On the Computational Complexity of Vertex Integrity and Component Order Connectivity

The Weighted Vertex Integrity (wVI) problem takes as input an \(n\)-vertex graph \(G\), a weight function \(w:V(G)\rightarrow \mathbb {N}\), and an integer \(p\). The task is to decide if there exists a set \(X\subseteq V(G)\) such that the weight of \(X\) plus the weight of a heaviest component of \(G-X\) is at most \(p\). Among other results, we prove that: (1) wVI is NP-complete on co-comparability graphs, even if each vertex has weight \(1\); (2) wVI can be solved in \(O(p^{p+1}n)\) time; (3) wVI admits a kernel with at most \(p^3\) vertices. Result (1) refutes a conjecture by Ray and Deogun (J. Combin. Math. Combin.
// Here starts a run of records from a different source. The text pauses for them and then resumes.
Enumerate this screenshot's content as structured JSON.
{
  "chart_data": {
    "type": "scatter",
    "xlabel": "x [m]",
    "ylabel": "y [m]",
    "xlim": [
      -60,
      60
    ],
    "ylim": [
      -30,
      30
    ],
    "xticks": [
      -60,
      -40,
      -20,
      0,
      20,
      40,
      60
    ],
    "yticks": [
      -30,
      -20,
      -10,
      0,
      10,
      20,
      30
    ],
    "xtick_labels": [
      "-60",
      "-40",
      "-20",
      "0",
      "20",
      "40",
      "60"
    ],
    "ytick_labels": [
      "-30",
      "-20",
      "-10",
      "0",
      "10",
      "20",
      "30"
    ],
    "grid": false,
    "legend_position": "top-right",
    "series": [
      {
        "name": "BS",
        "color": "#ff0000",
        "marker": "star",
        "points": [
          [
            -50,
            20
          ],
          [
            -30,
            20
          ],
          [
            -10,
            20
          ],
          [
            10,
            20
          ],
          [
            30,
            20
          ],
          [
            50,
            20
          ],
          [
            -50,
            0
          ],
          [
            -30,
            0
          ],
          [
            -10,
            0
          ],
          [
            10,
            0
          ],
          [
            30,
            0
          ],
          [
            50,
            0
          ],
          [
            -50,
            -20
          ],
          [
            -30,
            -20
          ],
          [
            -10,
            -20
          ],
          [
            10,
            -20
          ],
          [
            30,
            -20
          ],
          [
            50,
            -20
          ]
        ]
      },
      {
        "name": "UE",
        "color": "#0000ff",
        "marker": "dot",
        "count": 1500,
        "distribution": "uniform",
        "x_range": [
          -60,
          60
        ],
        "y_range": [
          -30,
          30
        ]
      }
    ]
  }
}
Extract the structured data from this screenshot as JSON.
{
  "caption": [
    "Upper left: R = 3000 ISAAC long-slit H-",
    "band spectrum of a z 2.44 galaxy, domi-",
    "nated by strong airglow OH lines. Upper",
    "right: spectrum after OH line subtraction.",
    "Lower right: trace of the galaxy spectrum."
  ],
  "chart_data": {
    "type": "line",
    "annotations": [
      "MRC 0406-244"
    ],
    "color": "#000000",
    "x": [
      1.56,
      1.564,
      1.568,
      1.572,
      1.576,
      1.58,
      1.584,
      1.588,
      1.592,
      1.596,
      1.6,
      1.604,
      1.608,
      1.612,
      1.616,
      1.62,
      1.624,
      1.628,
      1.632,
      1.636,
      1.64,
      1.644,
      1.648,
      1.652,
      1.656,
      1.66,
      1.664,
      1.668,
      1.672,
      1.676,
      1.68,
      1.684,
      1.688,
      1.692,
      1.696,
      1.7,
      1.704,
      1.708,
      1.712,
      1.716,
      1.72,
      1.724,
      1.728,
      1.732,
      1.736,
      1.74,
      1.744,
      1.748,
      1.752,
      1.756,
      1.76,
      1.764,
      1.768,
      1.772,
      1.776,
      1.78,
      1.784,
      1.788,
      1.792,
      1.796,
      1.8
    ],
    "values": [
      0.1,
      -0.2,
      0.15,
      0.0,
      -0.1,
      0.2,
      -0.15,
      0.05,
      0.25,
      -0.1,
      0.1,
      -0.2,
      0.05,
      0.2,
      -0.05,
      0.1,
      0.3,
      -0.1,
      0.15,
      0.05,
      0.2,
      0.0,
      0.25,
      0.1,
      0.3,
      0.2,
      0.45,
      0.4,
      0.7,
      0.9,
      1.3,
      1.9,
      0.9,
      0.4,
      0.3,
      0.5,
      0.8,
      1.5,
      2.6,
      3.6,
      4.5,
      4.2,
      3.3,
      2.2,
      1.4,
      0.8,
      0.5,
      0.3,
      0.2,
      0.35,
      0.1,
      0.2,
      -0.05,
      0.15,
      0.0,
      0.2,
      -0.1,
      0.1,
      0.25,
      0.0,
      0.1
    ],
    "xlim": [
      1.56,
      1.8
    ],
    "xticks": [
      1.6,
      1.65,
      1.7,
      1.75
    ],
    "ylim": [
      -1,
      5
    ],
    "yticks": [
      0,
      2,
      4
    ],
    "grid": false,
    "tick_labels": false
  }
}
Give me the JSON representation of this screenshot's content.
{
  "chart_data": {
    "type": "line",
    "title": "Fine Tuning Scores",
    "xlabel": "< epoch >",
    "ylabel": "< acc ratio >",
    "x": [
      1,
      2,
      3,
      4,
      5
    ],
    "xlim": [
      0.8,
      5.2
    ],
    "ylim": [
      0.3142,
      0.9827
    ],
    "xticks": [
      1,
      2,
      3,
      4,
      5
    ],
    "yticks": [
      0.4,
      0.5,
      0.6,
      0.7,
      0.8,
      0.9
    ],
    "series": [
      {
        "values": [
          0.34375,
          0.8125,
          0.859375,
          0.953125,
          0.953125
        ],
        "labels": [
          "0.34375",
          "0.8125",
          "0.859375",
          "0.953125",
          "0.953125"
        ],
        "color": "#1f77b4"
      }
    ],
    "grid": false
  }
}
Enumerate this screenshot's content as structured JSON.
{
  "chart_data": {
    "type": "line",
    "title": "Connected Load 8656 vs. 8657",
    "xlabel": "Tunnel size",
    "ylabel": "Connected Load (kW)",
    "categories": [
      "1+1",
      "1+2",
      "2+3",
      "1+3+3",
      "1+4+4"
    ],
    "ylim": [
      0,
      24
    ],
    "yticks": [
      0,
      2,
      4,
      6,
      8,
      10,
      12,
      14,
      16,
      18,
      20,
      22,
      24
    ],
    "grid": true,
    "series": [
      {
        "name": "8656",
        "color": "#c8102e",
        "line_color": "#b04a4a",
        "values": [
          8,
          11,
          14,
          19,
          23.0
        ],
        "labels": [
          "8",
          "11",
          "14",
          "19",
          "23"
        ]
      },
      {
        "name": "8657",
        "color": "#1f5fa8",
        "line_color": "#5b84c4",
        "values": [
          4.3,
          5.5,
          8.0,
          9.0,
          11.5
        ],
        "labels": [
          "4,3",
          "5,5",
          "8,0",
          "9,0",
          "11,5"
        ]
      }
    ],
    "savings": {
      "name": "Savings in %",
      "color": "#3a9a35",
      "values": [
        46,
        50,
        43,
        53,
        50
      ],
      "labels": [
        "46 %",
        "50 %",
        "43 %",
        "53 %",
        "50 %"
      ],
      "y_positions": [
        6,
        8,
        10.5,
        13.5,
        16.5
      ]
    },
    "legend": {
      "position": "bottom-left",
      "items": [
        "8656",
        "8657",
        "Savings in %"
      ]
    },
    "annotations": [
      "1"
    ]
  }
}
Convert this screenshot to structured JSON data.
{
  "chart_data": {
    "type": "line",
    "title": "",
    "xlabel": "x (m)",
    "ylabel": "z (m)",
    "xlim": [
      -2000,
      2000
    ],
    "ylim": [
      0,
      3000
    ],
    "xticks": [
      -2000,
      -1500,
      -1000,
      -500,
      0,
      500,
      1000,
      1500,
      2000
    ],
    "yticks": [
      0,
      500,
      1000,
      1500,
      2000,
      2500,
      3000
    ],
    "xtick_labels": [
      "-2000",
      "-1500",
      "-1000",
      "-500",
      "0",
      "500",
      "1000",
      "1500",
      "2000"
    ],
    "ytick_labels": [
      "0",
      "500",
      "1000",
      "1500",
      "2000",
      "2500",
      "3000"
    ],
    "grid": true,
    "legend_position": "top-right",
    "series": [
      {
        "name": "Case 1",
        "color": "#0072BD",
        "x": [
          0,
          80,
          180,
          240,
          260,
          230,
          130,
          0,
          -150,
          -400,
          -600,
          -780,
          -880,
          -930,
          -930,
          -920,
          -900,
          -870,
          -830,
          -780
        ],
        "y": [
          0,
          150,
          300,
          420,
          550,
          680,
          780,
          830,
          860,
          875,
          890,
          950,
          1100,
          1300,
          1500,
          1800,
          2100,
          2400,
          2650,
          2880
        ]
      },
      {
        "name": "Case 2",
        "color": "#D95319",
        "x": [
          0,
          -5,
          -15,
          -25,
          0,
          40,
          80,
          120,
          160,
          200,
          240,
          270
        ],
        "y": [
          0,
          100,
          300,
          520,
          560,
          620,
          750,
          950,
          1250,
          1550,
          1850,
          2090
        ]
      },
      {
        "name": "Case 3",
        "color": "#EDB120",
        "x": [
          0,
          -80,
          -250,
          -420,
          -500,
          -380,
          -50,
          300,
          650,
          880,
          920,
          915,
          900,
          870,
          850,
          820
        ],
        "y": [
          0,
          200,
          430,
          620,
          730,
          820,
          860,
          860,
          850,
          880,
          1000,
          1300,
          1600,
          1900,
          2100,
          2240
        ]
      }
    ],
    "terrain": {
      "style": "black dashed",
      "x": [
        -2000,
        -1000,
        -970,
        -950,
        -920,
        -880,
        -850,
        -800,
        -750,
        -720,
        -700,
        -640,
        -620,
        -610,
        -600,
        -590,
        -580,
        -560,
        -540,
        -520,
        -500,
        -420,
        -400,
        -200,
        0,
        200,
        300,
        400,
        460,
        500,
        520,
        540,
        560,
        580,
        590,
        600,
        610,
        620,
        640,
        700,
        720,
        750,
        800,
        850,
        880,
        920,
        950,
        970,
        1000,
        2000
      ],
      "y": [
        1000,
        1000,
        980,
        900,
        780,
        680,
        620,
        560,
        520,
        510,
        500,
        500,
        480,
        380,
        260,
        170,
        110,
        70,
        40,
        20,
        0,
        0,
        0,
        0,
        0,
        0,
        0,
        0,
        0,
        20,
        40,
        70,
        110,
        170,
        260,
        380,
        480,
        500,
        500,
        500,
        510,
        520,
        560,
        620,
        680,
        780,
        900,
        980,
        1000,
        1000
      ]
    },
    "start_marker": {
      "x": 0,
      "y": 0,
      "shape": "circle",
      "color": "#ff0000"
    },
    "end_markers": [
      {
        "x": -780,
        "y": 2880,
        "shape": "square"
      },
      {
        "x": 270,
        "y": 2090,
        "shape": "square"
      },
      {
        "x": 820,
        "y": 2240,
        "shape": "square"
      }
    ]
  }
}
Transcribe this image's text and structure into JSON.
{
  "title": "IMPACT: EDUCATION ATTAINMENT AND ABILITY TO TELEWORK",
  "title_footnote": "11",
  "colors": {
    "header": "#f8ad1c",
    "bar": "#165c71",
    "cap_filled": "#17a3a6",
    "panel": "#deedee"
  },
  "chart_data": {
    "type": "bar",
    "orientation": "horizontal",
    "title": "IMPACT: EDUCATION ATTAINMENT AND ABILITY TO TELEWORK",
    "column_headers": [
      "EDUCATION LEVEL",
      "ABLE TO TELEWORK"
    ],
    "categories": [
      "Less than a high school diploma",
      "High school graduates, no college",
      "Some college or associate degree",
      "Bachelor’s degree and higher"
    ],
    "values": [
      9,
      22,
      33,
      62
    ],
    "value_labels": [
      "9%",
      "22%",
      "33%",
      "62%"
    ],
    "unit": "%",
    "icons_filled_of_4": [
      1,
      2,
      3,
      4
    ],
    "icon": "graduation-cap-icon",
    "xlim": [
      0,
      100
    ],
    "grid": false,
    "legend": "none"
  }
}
Comput. 16: 65–73, 1994) and answers an open question by Ray et al. (Ars Comb. 79: 77–95, 2006). It also complements a result by Kratsch et al. (Discr. Appl. Math. 77: 259–270, 1997), stating that the unweighted version of the problem can be solved in polynomial time on co-comparability graphs of bounded dimension, provided that an intersection model of the input graph is given as part of the input.